Harold began to panic.

When his wife resumed her position on the couch, he carefully stepped inside the bedroom. From a distance, he stooped to the floor and looked under the wardrobe. Like he had feared, there was no sign of the snake. It was a contingency he hadn’t prepared for, because it hadn’t occurred to him as possible at all.

Wait, could it have managed to…?

He found the laundry basket propped against a wall in the hallway. He shook it with outstretched arms, then kicked it and finally tipped it over. He half-expected to see the snake come from under one of the sheets. But still, there was no sign of it.

Which meant only one thing: the snake now had access to the rest of his house.

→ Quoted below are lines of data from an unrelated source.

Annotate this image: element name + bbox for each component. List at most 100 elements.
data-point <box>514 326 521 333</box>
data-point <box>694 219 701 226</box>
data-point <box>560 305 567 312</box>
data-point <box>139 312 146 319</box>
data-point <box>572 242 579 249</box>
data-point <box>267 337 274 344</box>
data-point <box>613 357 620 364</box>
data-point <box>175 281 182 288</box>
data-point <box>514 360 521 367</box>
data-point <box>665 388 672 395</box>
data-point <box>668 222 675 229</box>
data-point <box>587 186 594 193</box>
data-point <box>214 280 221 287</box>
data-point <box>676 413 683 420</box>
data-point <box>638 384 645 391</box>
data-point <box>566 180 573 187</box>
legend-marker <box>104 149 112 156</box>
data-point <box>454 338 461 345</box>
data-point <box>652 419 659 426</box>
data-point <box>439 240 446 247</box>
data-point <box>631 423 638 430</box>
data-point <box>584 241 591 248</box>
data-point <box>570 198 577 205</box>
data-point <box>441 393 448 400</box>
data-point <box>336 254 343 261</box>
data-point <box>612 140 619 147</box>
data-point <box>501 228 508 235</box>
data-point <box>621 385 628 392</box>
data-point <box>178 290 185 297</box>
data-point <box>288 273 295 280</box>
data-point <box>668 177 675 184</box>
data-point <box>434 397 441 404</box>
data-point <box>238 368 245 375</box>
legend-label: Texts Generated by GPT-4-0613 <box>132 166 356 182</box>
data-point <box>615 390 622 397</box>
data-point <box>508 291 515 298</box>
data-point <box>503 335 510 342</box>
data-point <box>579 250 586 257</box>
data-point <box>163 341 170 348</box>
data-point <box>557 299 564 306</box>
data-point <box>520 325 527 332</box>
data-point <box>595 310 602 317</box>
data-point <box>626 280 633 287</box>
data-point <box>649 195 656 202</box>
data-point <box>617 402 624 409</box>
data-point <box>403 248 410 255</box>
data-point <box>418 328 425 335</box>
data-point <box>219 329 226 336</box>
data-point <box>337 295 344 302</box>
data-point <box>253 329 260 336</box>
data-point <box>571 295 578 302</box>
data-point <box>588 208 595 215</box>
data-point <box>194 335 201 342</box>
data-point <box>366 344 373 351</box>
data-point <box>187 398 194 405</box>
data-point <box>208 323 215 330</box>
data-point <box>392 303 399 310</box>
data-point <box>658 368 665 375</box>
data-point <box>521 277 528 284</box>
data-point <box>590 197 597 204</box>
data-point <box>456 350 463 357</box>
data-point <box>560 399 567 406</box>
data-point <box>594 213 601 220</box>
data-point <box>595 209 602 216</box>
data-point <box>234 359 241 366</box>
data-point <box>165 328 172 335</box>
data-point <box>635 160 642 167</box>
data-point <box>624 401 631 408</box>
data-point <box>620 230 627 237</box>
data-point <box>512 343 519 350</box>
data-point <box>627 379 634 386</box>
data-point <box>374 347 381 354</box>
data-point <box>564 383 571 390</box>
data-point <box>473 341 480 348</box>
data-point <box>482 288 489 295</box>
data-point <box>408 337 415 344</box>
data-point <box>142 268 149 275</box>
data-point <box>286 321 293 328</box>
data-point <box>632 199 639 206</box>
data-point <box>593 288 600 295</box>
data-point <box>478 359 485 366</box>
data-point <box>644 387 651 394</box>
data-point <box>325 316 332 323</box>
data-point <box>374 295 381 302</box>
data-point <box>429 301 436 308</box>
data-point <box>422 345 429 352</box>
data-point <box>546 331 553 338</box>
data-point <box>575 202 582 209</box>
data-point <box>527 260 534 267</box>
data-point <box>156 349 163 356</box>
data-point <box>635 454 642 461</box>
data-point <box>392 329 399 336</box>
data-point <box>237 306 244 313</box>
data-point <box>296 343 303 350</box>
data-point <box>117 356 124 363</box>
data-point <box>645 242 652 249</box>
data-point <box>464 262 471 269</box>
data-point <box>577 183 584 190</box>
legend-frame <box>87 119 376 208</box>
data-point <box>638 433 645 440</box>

Harold shivered. He was afraid the snake might take him by surprise from a shadow. It might be sprawled along a wall right in front of him, and he might fail to notice. His legs felt like rubber and refused to move. Could it be hiding behind the door in any of the rooms? Yes, it was likely. Or perhaps it was under the stairs in the cellar, waiting in the gloom, lurking like a ghost. Or it had scaled the walls (snakes can climb walls, can’t they?) and hid itself away in the attic — perhaps even found a niche in their huge, cavernous chandelier, and watched him from above.

Harold felt his skin crawl. Everywhere he turned, his eyes were blurred by an olive sheen. “Honey!” he cried, “I think there’s a snake in our house!”

Then suddenly, he began to run, completely terrorized. One might say that he had lost his senses, the way he shrieked breathlessly as if he had seen a ghost. Something caught his leg and he fell down on his elbows with a thud. He turned back to see his wife standing tall over him, the smirk on her face growing until it transpired into a smile.

“What the heck,” he said, propping himself up on his hands. But the snake was already onto him by then. Its coffin-shaped head told him exactly what was about to happen. It bit him right on his face, clamping its jaws on either side of his nose. A torrent of venom rushed in — or that’s how he felt. Then it bit him again. And again.

As it slithered away into the shadows, he managed to turn towards his wife, who, for some reason, was laughing. “Harold, you are so dumb!” she said, and began to laugh louder. “I was the one who put the snake into the bedroom in the first place! Ha-ha-ha!”

There was no way Harold heard her last words, because he had already begun to die. His heart might as well have been pumping water — his arms and legs felt like they were made out of stones. A dark fluid welled in his eyes, partially blinding him. His nose felt like it was stuffed with wax, and each of his last breaths were needles that perforated his lungs.

But still, he couldn’t help but wonder how it was the most evil laugh he had ever heard that rang in his ears as he slowly died.